Australia has one of the highest usage rates of contactless payments. Mastercard reports its PayPass "tap-and-go" functionality is used in around 80 percent of face-to-face transactions; it's a similar story where Visa is concerned, with 92 percent of in-person transactions on the Visa network utilising its PayWave service.

Although the tap-and-go function is heavily utilised in Australia, less than 1 percent of contactless payments are conducted via mobile or wearable means.

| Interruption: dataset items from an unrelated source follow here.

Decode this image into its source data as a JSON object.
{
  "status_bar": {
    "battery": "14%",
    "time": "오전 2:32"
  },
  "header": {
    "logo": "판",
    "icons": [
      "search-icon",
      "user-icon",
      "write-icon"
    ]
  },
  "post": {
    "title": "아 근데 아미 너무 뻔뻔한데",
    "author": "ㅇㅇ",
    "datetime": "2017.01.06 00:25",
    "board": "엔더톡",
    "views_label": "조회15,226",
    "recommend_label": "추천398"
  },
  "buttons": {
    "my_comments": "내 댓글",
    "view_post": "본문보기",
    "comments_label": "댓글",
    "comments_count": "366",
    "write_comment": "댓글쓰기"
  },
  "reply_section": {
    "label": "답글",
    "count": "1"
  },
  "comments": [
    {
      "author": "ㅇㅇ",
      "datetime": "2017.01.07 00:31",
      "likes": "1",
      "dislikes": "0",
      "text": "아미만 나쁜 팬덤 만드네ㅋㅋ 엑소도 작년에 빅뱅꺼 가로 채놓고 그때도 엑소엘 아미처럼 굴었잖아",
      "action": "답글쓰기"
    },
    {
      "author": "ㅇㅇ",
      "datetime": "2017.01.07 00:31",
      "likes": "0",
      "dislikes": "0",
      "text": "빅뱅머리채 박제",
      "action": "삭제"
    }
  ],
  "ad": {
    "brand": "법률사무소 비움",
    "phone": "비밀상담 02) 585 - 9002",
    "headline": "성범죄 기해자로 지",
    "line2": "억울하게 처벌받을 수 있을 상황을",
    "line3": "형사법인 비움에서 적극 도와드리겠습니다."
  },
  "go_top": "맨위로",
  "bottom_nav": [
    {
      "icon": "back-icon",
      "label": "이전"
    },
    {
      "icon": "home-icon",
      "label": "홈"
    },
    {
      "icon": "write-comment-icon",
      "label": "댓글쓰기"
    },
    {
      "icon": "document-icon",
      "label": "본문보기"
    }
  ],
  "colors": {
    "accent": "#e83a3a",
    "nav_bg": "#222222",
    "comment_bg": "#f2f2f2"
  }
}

But that hasn't stopped Australian financial institutions offering up smartphone and wearable payment options.

The National Australia Bank (NAB) offers its own in-app NAB Pay function, Samsung Pay, Google Pay, both Fitbit and Garmin Pay, as well as a PayTag for iPhone purchases; while the Commonwealth Bank of Australia (CBA) similarly has Garmin and Fitbit Pay available, as well as a tap and pay sticker for iPhone users.

ANZ Bank is the only member of the Big Four to make Apple Pay available to customers, however.

Westpac, alongside CBA, NAB, and Bendigo and Adelaide Bank, were previously pushing for regulatory approval to collectively bargain with Apple for open-access to the NFC antenna on the iPhone.

After labelling Apple Pay alternatives "unrealistic" in the Australian market, the banking cartel had their request denied by the Australian Competition and Consumer Commission.

Last month, Westpac announced that customers will soon be able to make payments using their voice through Apple's native assistant Siri.

Siri for Westpac is an extension of Westpac's mobile banking app for iPhones, and will allow customers to link their bank account to make a payment and check account balances.